A teenage girl is viciously stabbed multiple times in the woods, the result of a preplanned attack by her two best friends. The motive? The two girls were driven to do it, they claimed, because of a fictitious dark character made popular online.
This is a real story that played out in the news not so long ago. Somehow the victim survives and lives to tell the grisly tale, leaving the adults of this world in a horrified moral quandary. What would provoke two teenage girls to do such a thing to their so-called best friend? Are they innocents manipulated by the oftentimes rogue and violent content found on the Internet or cold-blooded would-be killers?
In Lauren Oliver’s Broken Things a similar scenario is depicted, only the victim, the outwardly bright yet darkly troubled Summer Marks, is in fact murdered. She is unable to have a voice unless it is through the excerpts of her fan fiction that is quoted at the start of many of the chapters. All three girls are inspired by an unfinished fantasy novel titled The Way into Lovelorn.
Summer’s two best friends, Brynn and Mia, along with her boyfriend Owen, are suspected of committing the crime but never convicted. Instead the locals in their town in Vermont mete out their own punishment by coldly shunning the teens, the ramifications still felt five years later when the story begins. When Brynn recalls Summer’s desire to become famous one day, Brynn, now infamous as an alleged murderer, laments “She didn’t realize how much depends on what you’re remembered for. Sometimes, it’s so much better to be forgotten.”
Up to this point, both Mia and Brynn have been unable to move on from their friend’s murder. Mia is home schooled, apparently sheltered from the outside world yet lives with her mentally ill hoarder mother who keeps everything, no matter how random the item, ever since the murder occurred, when her husband left and the family fell apart. Brynn rigs her drug tests so that she is constantly staying in the sterilized safety of rehabs, never having to return home and face her mother and sister, and, in effect, experience the blunt force of reality.
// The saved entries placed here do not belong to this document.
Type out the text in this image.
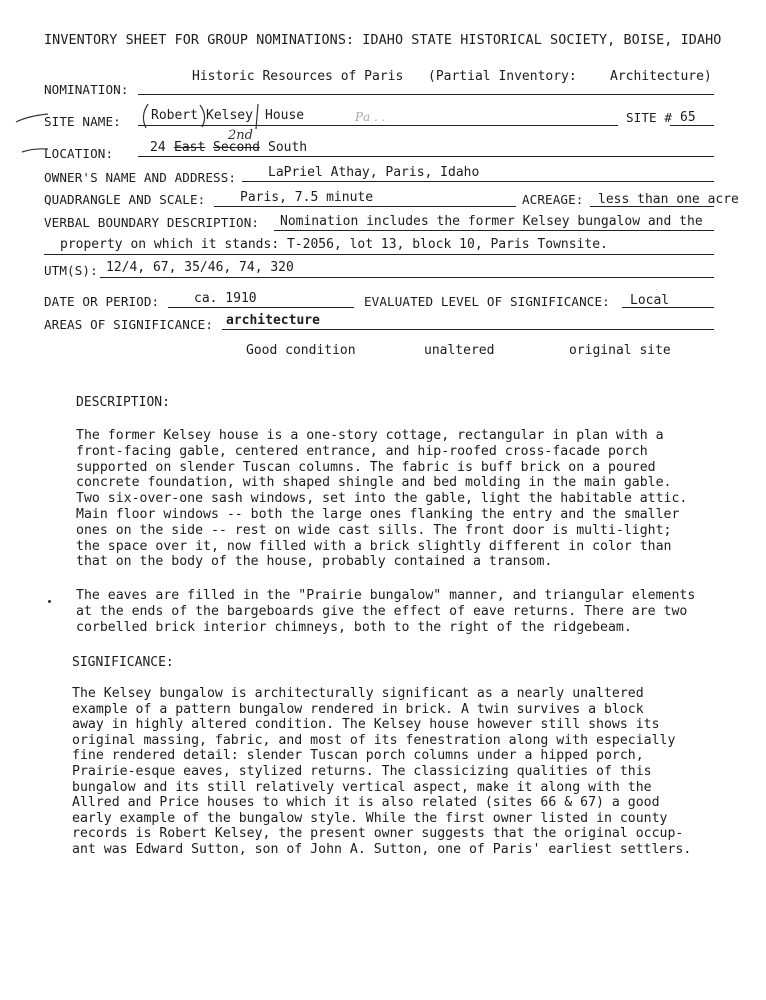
INVENTORY SHEET FOR GROUP NOMINATIONS: IDAHO STATE HISTORICAL SOCIETY, BOISE, IDAHO
NOMINATION:
Historic Resources of Paris (Partial Inventory:	Architecture)
SITE NAME: Robert Kelsey House	Ра . .	SITE # 65
LOCATION:	24 East Second
2nd
South
OWNER'S NAME AND ADDRESS: LaPriel Athay, Paris, Idaho
QUADRANGLE AND SCALE:	Paris, 7.5 minute	ACREAGE: less than one acre
VERBAL BOUNDARY DESCRIPTION: Nomination includes the former Kelsey bungalow and the
property on which it stands: T-2056, lot 13, block 10, Paris Townsite.
UTM(S): 12/4, 67, 35/46, 74, 320
DATE OR PERIOD:	ca. 1910	EVALUATED LEVEL OF SIGNIFICANCE: Local
AREAS OF SIGNIFICANCE: architecture
Good condition	unaltered	original site
DESCRIPTION:
The former Kelsey house is a one-story cottage, rectangular in plan with a
front-facing gable, centered entrance, and hip-roofed cross-facade porch
supported on slender Tuscan columns. The fabric is buff brick on a poured
concrete foundation, with shaped shingle and bed molding in the main gable.
Two six-over-one sash windows, set into the gable, light the habitable attic.
Main floor windows -- both the large ones flanking the entry and the smaller
ones on the side -- rest on wide cast sills. The front door is multi-light;
the space over it, now filled with a brick slightly different in color than
that on the body of the house, probably contained a transom.
The eaves are filled in the "Prairie bungalow" manner, and triangular elements
at the ends of the bargeboards give the effect of eave returns. There are two
corbelled brick interior chimneys, both to the right of the ridgebeam.
SIGNIFICANCE:
The Kelsey bungalow is architecturally significant as a nearly unaltered
example of a pattern bungalow rendered in brick. A twin survives a block
away in highly altered condition. The Kelsey house however still shows its
original massing, fabric, and most of its fenestration along with especially
fine rendered detail: slender Tuscan porch columns under a hipped porch,
Prairie-esque eaves, stylized returns. The classicizing qualities of this
bungalow and its still relatively vertical aspect, make it along with the
Allred and Price houses to which it is also related (sites 66 & 67) a good
early example of the bungalow style. While the first owner listed in county
records is Robert Kelsey, the present owner suggests that the original occup-
ant was Edward Sutton, son of John A. Sutton, one of Paris' earliest settlers.
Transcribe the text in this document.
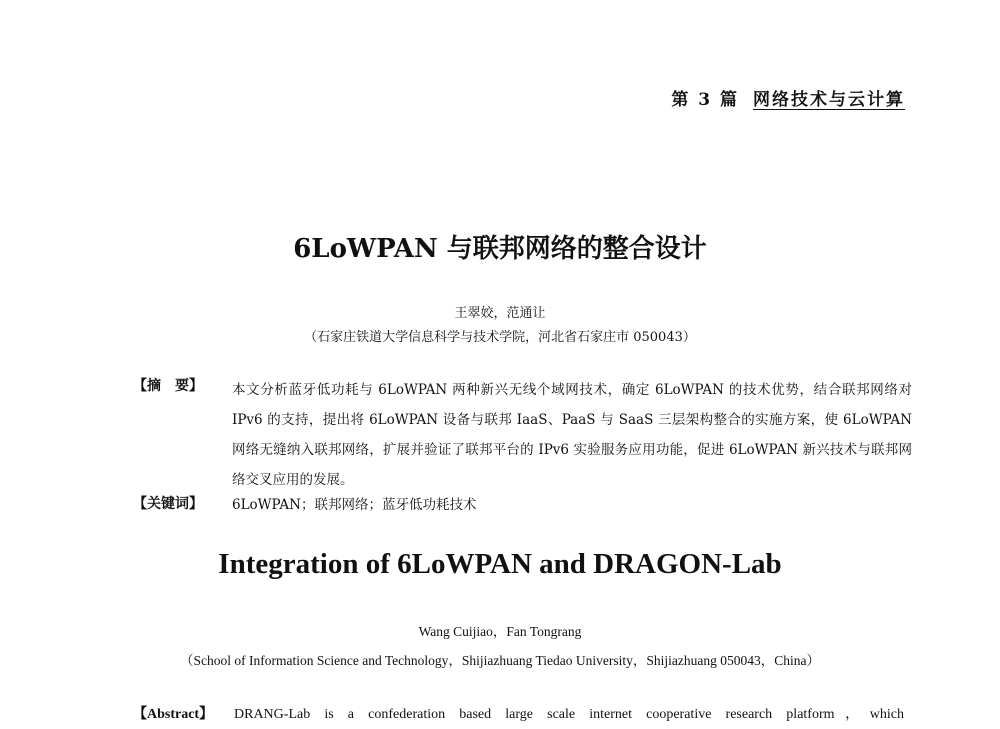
第 3 篇 网络技术与云计算
6LoWPAN 与联邦网络的整合设计
王翠姣，范通让
（石家庄铁道大学信息科学与技术学院，河北省石家庄市 050043）
【摘　要】 本文分析蓝牙低功耗与 6LoWPAN 两种新兴无线个域网技术，确定 6LoWPAN 的技术优势，结合联邦网络对 IPv6 的支持，提出将 6LoWPAN 设备与联邦 IaaS、PaaS 与 SaaS 三层架构整合的实施方案，使 6LoWPAN 网络无缝纳入联邦网络，扩展并验证了联邦平台的 IPv6 实验服务应用功能，促进 6LoWPAN 新兴技术与联邦网络交叉应用的发展。
【关键词】 6LoWPAN；联邦网络；蓝牙低功耗技术
Integration of 6LoWPAN and DRAGON-Lab
Wang Cuijiao，Fan Tongrang
（School of Information Science and Technology，Shijiazhuang Tiedao University，Shijiazhuang 050043，China）
【Abstract】 DRANG-Lab is a confederation based large scale internet cooperative research platform，which
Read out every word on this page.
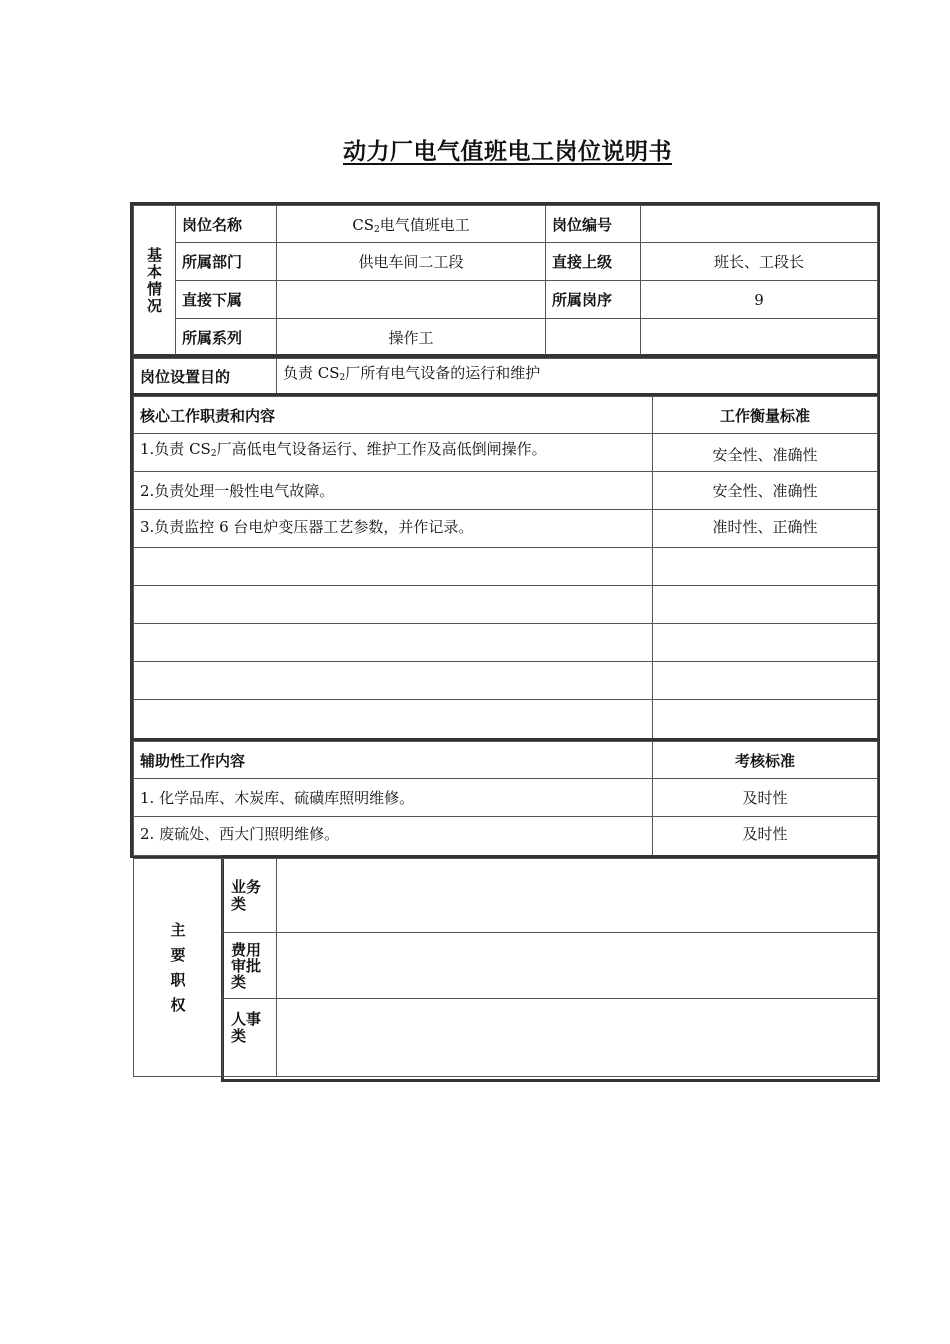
动力厂电气值班电工岗位说明书
基本情况	岗位名称	$CS_2$电气值班电工	岗位编号	
	所属部门	供电车间二工段	直接上级	班长、工段长
	直接下属		所属岗序	9
	所属系列	操作工		
岗位设置目的	负责 $CS_2$厂所有电气设备的运行和维护
核心工作职责和内容	工作衡量标准
1.负责 $CS_2$厂高低电气设备运行、维护工作及高低倒闸操作。	安全性、准确性
2.负责处理一般性电气故障。	安全性、准确性
3.负责监控 6 台电炉变压器工艺参数，并作记录。	准时性、正确性

辅助性工作内容	考核标准
1. 化学品库、木炭库、硫磺库照明维修。	及时性
2. 废硫处、西大门照明维修。	及时性
主要职权	业务类	
	费用审批类	
	人事类	
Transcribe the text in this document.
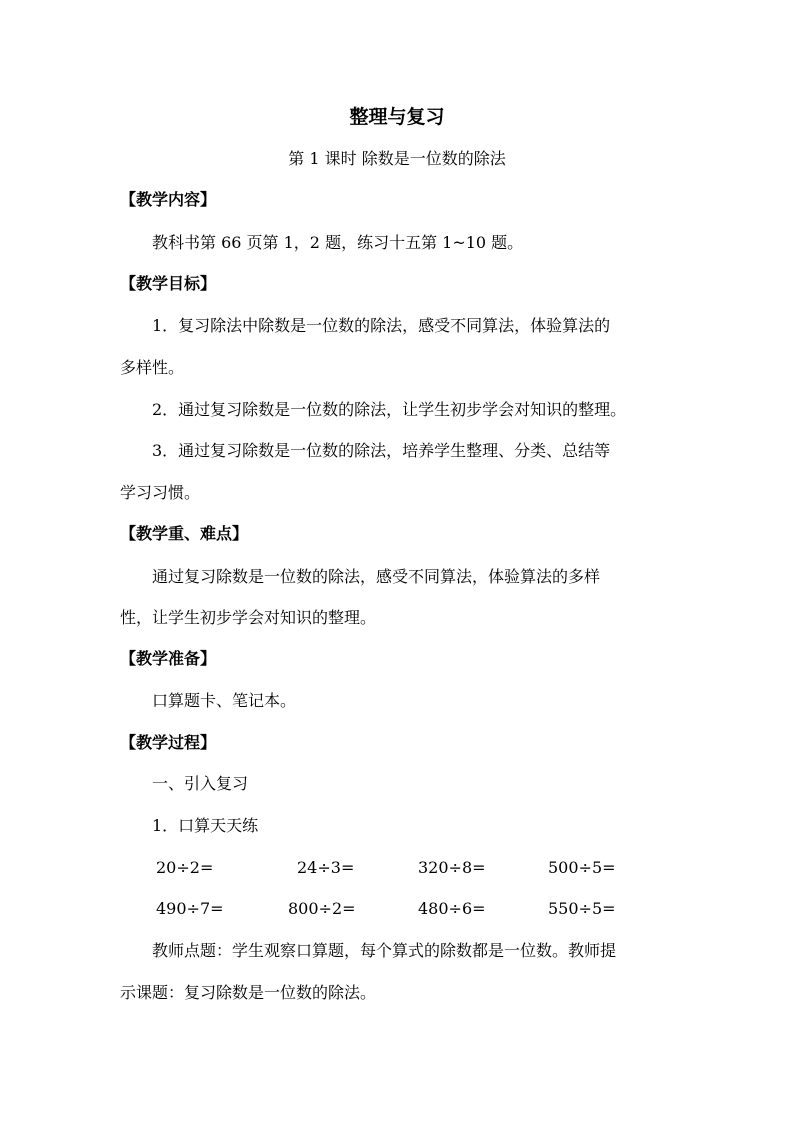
整理与复习
第 1 课时 除数是一位数的除法
【教学内容】
教科书第 66 页第 1，2 题，练习十五第 1~10 题。
【教学目标】
1．复习除法中除数是一位数的除法，感受不同算法，体验算法的
多样性。
2．通过复习除数是一位数的除法，让学生初步学会对知识的整理。
3．通过复习除数是一位数的除法，培养学生整理、分类、总结等
学习习惯。
【教学重、难点】
通过复习除数是一位数的除法，感受不同算法，体验算法的多样
性，让学生初步学会对知识的整理。
【教学准备】
口算题卡、笔记本。
【教学过程】
一、引入复习
1．口算天天练
20÷2=	24÷3=	320÷8=	500÷5=
490÷7=	800÷2=	480÷6=	550÷5=
教师点题：学生观察口算题，每个算式的除数都是一位数。教师提
示课题：复习除数是一位数的除法。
The story is told in alternating points of view, Brynn and Mia’s, moving from the past to the present. Begrudgingly together again, with Mia’s friend Abby, an outspoken social media personality who is also home schooled, they set out to find who really killed Summer Marks. Other characters, including Owen, at certain points go along with the girls on their fact-finding mission to track down Summer’s killer.
However, the real mystery lies in the possibility that someone else had helped Summer write the fan fiction, quite possibly the person responsible for her death. This discovery is where the plot really picks up.
Throughout the story, Oliver touches on the intrinsic insecurities and put-on confidence of teenage girls with an empathetic hand. At one point Abby confuses Brynn staring admiringly at her for critical scrutiny and defensively says about her weight, “My body wants to be fat. Why bother hating something you can’t change?”
The steady pace of the narrative is oftentimes abruptly stopped with the author’s overuse of similes in both Mia and Brynn’s chapters, which remind the reader of the authorial voice, not necessarily the voices of her characters, “my lungs feel as if they’re being flattened to paper” or “my heart does a sickening flop, like a wet rag slapping in my chest.” Likening one thing to another can become cumbersome and distracts the reader from the impact of the ongoing story line. Suspense gets diminished, if not altogether lost.
While some readers may find the ending wraps up a little too quickly, the person and reason behind the murder is as unsettling as it is intriguing, a true shadow in the dark, and makes for an important conversation about just who young people should trust.
In many ways, Broken Things is more than a hybrid between a teen mystery and a psychological thriller, well worthy of a broad audience. It’s a cautionary coming of age story about a close-knit friendship between three very different young girls, the fractures that result from this bond, and the healing power of recognizing and embracing one’s own self-identity.